Pfizer paid generous speaking fees to these child psychiatrists to give what were basically promotional lectures about the benefits of Geodon to their peers, who were also child psychiatrists, despite the fact the drug was not FDA-approved or medically indicated to treat children at all.
The purpose and intent of paying so many child psychiatrists is clear – to gain a foothold within the fastest growing market for antipsychotics: children.
The practice of expansive off-label use is dangerous, particularly in children because this drug has not been evaluated for its safety for the unique physiological make up of children. And because it is clearly illegal for pharmaceutical companies to promote any drug for uses or dosages that have not been approved, that army of psychiatrists like Dr. Kaye really paid off.
Geodon sales topped $1 billion in 2008.
Some of Dr.
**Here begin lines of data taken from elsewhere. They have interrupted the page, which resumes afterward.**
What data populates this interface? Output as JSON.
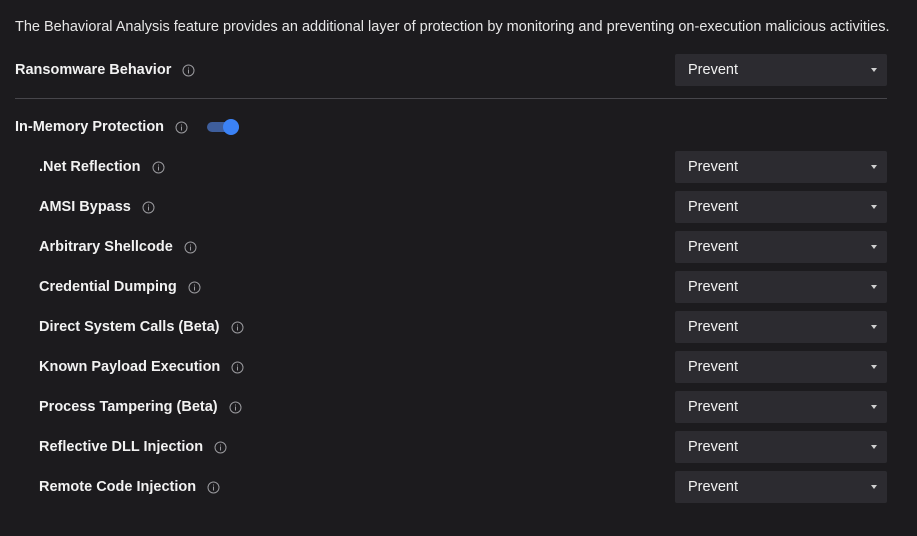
{
  "description": "The Behavioral Analysis feature provides an additional layer of protection by monitoring and preventing on-execution malicious activities.",
  "ransomware": {
    "label": "Ransomware Behavior",
    "value": "Prevent"
  },
  "in_memory": {
    "label": "In-Memory Protection",
    "enabled": true
  },
  "items": [
    {
      "label": ".Net Reflection",
      "value": "Prevent"
    },
    {
      "label": "AMSI Bypass",
      "value": "Prevent"
    },
    {
      "label": "Arbitrary Shellcode",
      "value": "Prevent"
    },
    {
      "label": "Credential Dumping",
      "value": "Prevent"
    },
    {
      "label": "Direct System Calls (Beta)",
      "value": "Prevent"
    },
    {
      "label": "Known Payload Execution",
      "value": "Prevent"
    },
    {
      "label": "Process Tampering (Beta)",
      "value": "Prevent"
    },
    {
      "label": "Reflective DLL Injection",
      "value": "Prevent"
    },
    {
      "label": "Remote Code Injection",
      "value": "Prevent"
    }
  ],
  "colors": {
    "background": "#1c1b1e",
    "select_bg": "#2c2b30",
    "toggle_accent": "#3b82f6"
  }
}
Kaye’s material, for example, was e-mailed to Pfizer pharmaceutical sales representatives under the heading “Take-home selling points.” The material within that package was also labelled “Do not detail” – ostensibly because it covered off-label material, which is illegal. (‘Detailing” is what sales reps call office visits to physicians on their daily routes).
But Mark Westlock claims that all Pfizer sales reps knew they were to use it in their sales pitches to physicians because the e-mail would not have been titled “Take-home selling points” if they were not.
According to the public relations news service PR Newswire, it was a decision by another Pfizer sales representative in Florida to file a whistleblower lawsuit over off-label marketing of the arthritis drug Bextra back in 2003 that kicked off investigations that led to Pfizer’s record-breaking $2.3 billion settlement last month.
“In the Army, I was expected to protect people at all costs,” said the whistleblower, former sales rep John Kopchinski. “At Pfizer, I was expected to increase profits at all costs, even when sales meant endangering lives. I couldn’t do that.”
” The largest piece of the settlement — $1.8 billion — is solely due to Pfizer’s improper “off-label” marketing of Bextra that Kopchinski exposed through his lawsuit. Pfizer is paying $502 million to settle civil charges and an historic $1.3 billion criminal fine, both relating to Bextra marketing.
“The FDA approved Bextra to treat arthritis as well as menstrual pain in very limited doses. Kopchinski alleged in his lawsuit — which the government joined — that Pfizer promoted Bextra for uses and in doses that far exceeded what the FDA had approved. This put patients at risk for serious health problems such as heart attack, stroke and pulmonary embolism (blood clot in the lung). The lawsuit also said that Pfizer paid doctors kickbacks in various ways to influence them to prescribe and endorse Bextra for off-label uses.”